Neues Schloss auf dem Florentinerberg

Vollends der 1437 zwischen Oberburg und Bernhardsbau eingeschobene Jakobsbau vereinigte in 20 Zimmern alles, was das späte Mittelalter an Luxus und Ausgefallenheit zu bieten hatte. In diesem Trakt wurden die Ehefrauen und ausgedienten Mütter der Markgrafen untergebracht, während der „Herr“ im 100-zimmrigen Gesamtkomplex residierte.

Doch die Zeiten änderten sich. Das ausgehende 15. Jahrhundert erlaubte es, dank inzwischen entwickelter Waffen und stehender Heere, auch in der Ebene sicher zu leben. So zog man ins bequemere Neue Schloss auf dem Florentinerberg um. Die Nähe zur Residenzstadt war verwaltungsmäßig praktisch, und die geschmackvolle Renaissance-Architektur des Schlosses und die ausgedehnten Gärten erlaubten ein zeitgemäßes Hofleben.

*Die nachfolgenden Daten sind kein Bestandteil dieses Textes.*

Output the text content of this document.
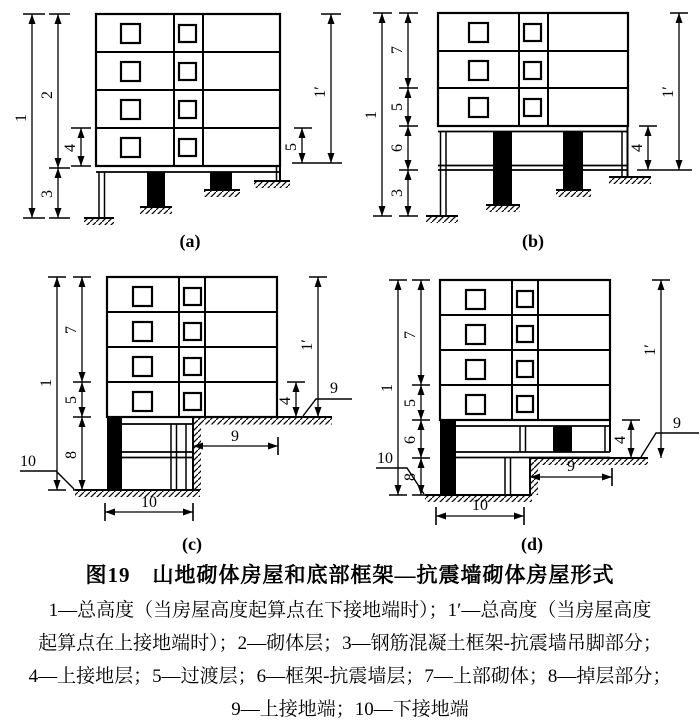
1
2
3
4	5
1′
(a)
1
7
5
6
3
4
1′
(b)
1
7
5
8
4
1′
10
9
9
10
(c)
1
7
5
6
8
4
1′
10
9
9
10
(d)
图19　山地砌体房屋和底部框架—抗震墙砌体房屋形式
1—总高度（当房屋高度起算点在下接地端时）；1′—总高度（当房屋高度
起算点在上接地端时）；2—砌体层；3—钢筋混凝土框架-抗震墙吊脚部分；
4—上接地层；5—过渡层；6—框架-抗震墙层；7—上部砌体；8—掉层部分；
9—上接地端；10—下接地端
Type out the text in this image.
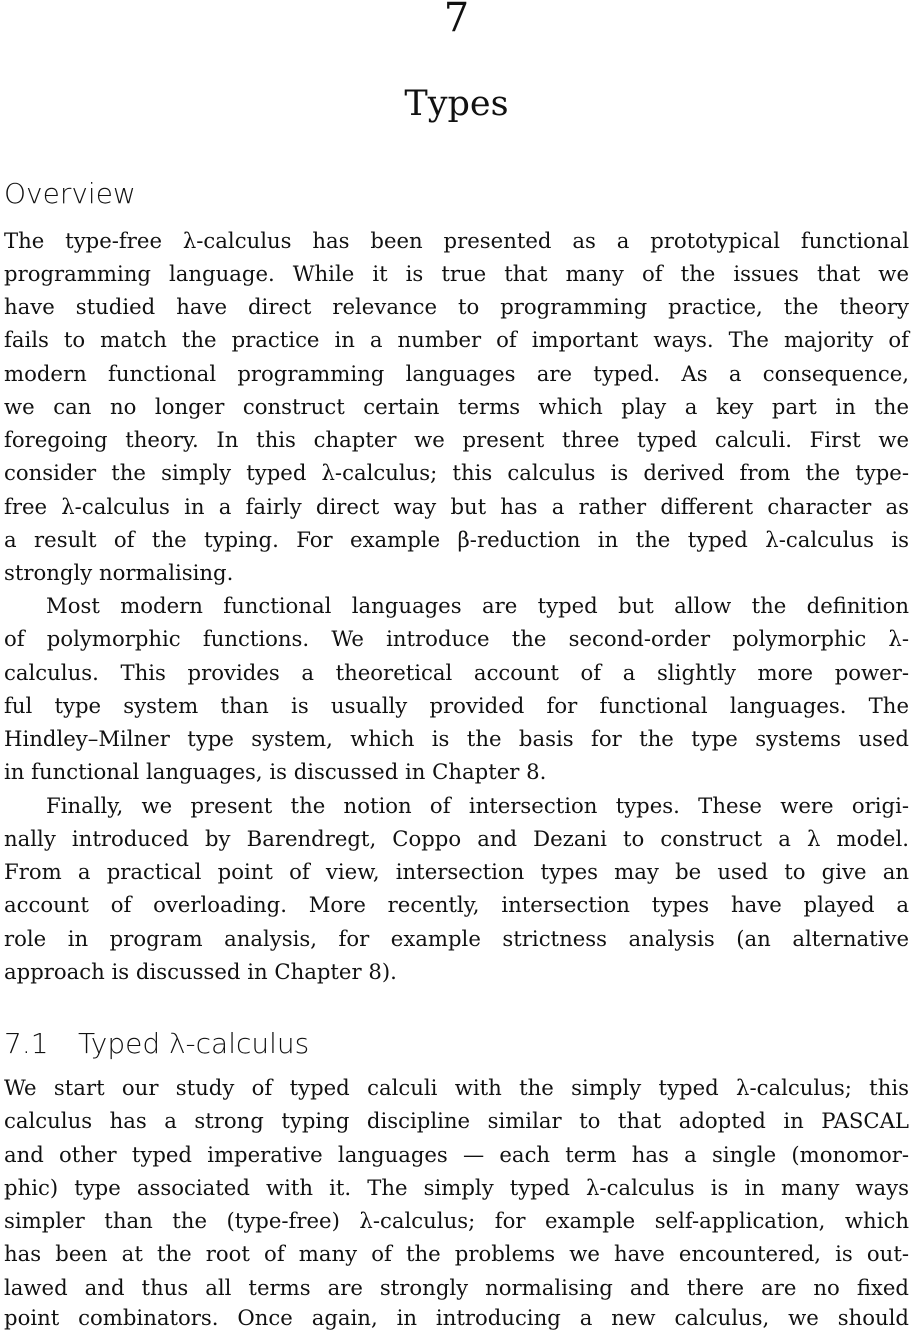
7
Types
Overview
The type-free λ-calculus has been presented as a prototypical functional
programming language. While it is true that many of the issues that we
have studied have direct relevance to programming practice, the theory
fails to match the practice in a number of important ways. The majority of
modern functional programming languages are typed. As a consequence,
we can no longer construct certain terms which play a key part in the
foregoing theory. In this chapter we present three typed calculi. First we
consider the simply typed λ-calculus; this calculus is derived from the type-
free λ-calculus in a fairly direct way but has a rather different character as
a result of the typing. For example β-reduction in the typed λ-calculus is
strongly normalising.
Most modern functional languages are typed but allow the definition
of polymorphic functions. We introduce the second-order polymorphic λ-
calculus. This provides a theoretical account of a slightly more power-
ful type system than is usually provided for functional languages. The
Hindley–Milner type system, which is the basis for the type systems used
in functional languages, is discussed in Chapter 8.
Finally, we present the notion of intersection types. These were origi-
nally introduced by Barendregt, Coppo and Dezani to construct a λ model.
From a practical point of view, intersection types may be used to give an
account of overloading. More recently, intersection types have played a
role in program analysis, for example strictness analysis (an alternative
approach is discussed in Chapter 8).
7.1 Typed λ-calculus
We start our study of typed calculi with the simply typed λ-calculus; this
calculus has a strong typing discipline similar to that adopted in PASCAL
and other typed imperative languages — each term has a single (monomor-
phic) type associated with it. The simply typed λ-calculus is in many ways
simpler than the (type-free) λ-calculus; for example self-application, which
has been at the root of many of the problems we have encountered, is out-
lawed and thus all terms are strongly normalising and there are no fixed
point combinators. Once again, in introducing a new calculus, we should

1533 wurde das Land unter zwei Söhnen des Markgrafen geteilt, und jeder Teil hieß fortan BADEN. Jetzt mit dem Zusatz der jeweiligen Residenz: Baden/Durlach und Baden/Baden. 1771 fanden beide wieder zusammen, und Napoleon vergrößerte das erneut „Markgrafschaft Baden“ heißende Land bis Heidelberg und Mannheim. Es zum Königreich zu machen lehnte er ab.

Großherzogtum von 1806 bis 1918

Dafür war es ihm zu „schlauchartig“. (Die Königreich-Anwärter Württemberg, Bayern und Sachsen waren dagegen „rund“.) Der treue badische Vasall, der tausende Soldaten auf den Schlachtfeldern des Korsen geopfert hatte, musste sich mit dem Titel „Großherzog“ und der Anrede „königliche Hoheit“ zufriedengeben. Gefallen hat es ihm nicht.

Als Großherzogtum bestand das Land von 1806 bis 1918. Im Dritten Reich wurde noch einmal der Markgrafentitel aus der Schublade gezogen, vermutlich, weil „Großherzog a.D.“ Hitler nicht gepasst hätte. Bei diesem Titel und der königlichen Anrede blieb es bis heute.

Das Land Baden ist heute mit dem alemannischen Bruder von ehedem vereint und heißt jetzt „Baden-Württemberg“. Die Stadt Baden-Baden kann sich damit schmücken, dem alten Land Baden und heutigen Landesteil von Baden-Württemberg den Namen geschenkt zu haben.